The Dollar was weaker on Tuesday ahead of the upcoming Christmas break, as a data deluge took the headlines. Q3 GDP was very strong, which weighed on T-Notes and global fixed income. Durable Goods (Oct) declined more than expected, but largely due to a plunge in the volatile aircraft orders. Consumer Confidence (Dec) notably underwhelmed, while IP (Nov) rose slightly greater than forecasted. Elsewhere, newsflow was spare, and no Fed speak was on the docket, although Bessent’s comments from a podcast “All-In” did the rounds, who thinks November CPI is a pretty accurate number. DXY traded between 97.85-98.237 ahead of a very quiet Christmas Eve, whereby there is little scheduled on the calendar. The Dollar Index was lower for most of the session following strength in other currencies, but it pared off its worst levels after the strong GDP, but gains were capped after the weak consumer confidence.

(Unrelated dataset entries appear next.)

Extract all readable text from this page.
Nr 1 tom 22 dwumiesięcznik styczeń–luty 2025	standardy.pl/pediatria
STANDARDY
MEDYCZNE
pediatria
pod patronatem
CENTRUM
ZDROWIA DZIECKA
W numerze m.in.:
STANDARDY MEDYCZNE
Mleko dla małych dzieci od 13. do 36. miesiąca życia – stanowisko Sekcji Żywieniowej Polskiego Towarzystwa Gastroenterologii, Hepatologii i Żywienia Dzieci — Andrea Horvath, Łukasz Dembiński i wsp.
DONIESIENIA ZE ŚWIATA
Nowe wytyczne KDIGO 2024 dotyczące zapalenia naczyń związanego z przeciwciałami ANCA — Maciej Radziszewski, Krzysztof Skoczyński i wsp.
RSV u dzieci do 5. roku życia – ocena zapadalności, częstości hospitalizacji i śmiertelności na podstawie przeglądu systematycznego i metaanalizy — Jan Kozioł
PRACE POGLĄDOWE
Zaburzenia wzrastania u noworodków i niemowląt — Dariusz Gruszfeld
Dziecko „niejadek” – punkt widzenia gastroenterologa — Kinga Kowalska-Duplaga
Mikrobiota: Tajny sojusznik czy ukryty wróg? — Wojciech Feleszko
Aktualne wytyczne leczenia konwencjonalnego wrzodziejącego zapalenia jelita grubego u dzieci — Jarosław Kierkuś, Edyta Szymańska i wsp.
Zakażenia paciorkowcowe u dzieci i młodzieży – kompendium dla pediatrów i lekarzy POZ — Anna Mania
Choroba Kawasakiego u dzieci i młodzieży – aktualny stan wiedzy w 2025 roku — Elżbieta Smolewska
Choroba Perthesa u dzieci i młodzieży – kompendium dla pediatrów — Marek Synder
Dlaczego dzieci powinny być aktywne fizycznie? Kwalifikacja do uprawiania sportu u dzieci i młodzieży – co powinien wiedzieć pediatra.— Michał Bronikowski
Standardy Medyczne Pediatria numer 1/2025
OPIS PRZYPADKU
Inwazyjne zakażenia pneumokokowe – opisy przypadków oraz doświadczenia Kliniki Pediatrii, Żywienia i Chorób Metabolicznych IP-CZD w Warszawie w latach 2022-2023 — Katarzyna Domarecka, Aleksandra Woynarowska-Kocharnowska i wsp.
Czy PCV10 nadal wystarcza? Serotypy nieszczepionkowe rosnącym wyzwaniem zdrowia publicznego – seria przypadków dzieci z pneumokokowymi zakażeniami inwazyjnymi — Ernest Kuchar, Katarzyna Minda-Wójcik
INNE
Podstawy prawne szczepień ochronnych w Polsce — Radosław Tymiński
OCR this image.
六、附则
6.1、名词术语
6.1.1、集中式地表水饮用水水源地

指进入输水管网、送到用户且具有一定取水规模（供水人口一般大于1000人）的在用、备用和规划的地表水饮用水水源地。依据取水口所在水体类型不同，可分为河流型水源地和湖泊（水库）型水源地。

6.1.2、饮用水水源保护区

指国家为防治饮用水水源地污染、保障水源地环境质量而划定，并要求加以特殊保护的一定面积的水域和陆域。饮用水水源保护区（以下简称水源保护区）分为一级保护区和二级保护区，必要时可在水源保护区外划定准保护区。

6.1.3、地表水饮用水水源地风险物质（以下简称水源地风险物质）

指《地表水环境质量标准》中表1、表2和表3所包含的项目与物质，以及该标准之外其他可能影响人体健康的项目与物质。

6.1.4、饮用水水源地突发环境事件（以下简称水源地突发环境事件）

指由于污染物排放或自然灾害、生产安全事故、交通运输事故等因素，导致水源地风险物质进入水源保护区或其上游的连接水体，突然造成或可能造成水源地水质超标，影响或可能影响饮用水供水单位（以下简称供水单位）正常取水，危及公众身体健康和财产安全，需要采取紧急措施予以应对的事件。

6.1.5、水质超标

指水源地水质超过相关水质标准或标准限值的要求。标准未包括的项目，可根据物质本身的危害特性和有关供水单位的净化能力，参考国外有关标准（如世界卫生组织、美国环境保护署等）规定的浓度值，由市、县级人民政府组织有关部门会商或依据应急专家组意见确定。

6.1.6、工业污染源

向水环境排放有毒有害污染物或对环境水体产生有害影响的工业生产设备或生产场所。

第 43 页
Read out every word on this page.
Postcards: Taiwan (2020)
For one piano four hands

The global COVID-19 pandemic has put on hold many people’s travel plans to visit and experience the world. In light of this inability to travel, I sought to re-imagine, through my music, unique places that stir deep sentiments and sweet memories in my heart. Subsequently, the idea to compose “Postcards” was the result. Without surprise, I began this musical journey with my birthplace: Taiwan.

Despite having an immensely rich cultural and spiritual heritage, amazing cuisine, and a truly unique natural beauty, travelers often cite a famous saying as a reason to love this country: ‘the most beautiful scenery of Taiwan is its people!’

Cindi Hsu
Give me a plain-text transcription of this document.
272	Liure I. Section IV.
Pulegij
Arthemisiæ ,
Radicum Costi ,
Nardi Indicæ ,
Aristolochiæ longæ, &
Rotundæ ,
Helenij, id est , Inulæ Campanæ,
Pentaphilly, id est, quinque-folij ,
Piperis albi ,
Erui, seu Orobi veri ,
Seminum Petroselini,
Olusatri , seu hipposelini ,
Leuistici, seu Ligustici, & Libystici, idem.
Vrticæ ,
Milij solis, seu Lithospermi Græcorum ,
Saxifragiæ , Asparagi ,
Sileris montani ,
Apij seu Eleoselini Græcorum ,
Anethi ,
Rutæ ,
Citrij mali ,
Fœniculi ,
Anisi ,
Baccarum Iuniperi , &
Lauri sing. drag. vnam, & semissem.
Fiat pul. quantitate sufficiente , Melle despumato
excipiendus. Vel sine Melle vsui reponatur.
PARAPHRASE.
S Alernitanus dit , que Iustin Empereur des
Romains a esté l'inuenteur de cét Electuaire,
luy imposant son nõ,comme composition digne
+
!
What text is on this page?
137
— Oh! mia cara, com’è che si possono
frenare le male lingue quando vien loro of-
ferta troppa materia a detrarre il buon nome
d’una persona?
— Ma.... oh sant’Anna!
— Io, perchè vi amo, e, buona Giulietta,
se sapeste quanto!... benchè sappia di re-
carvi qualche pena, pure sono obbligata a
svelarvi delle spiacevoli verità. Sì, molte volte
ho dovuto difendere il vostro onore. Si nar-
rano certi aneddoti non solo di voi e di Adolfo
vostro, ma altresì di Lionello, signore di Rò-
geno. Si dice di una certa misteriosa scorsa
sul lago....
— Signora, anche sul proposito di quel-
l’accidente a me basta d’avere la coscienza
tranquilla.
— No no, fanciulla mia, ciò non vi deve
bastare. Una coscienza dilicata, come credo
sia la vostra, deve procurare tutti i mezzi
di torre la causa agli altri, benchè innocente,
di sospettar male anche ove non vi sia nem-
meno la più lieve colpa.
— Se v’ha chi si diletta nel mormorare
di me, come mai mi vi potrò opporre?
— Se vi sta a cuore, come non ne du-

G10 FX saw gains against the Dollar, with Antipodeans outperforming and buoyed by ongoing strength in metals prices. Overnight, the Aussie was unreactive to the latest RBA Minutes, whereby the Board discussed whether a rate increase might be needed at some point in 2026, and holding the cash rate steady for some time could be sufficient to keep the economy in balance. NZD/USD and AUD/USD chopped between 0.5792-5843 and 0.6655-6700, respectively.

The Yen was once again much the talk of the town amid further jawboning from Finance Minister Katayama overnight. She declined to comment on FX levels or interest rates and said Japan will take appropriate action, and reiterated that they have a “free hand” to respond to excessive moves in the JPY. As such, USD/JPY fell to lows of 155.66 from earlier highs of 157.07.

For the Loonie watchers, Canadian October GDP and BoC Minutes were the only things of note. The data declined 0.3%, more than the expected -0.2%, albeit little reaction was seen, and the latest BoC Minutes noted the GC agreed to remain cautious in interpreting data given recent volatility, and felt it was hard to predict whether the next move would be a hike or a cut.

Lastly, the Yuan saw slight gains, while on the trade footing, US tariffs on Chinese semiconductors will be at 0% until June 2027, and will then increase with the rate to be announced not fewer than 30 days before June 23rd, 2027.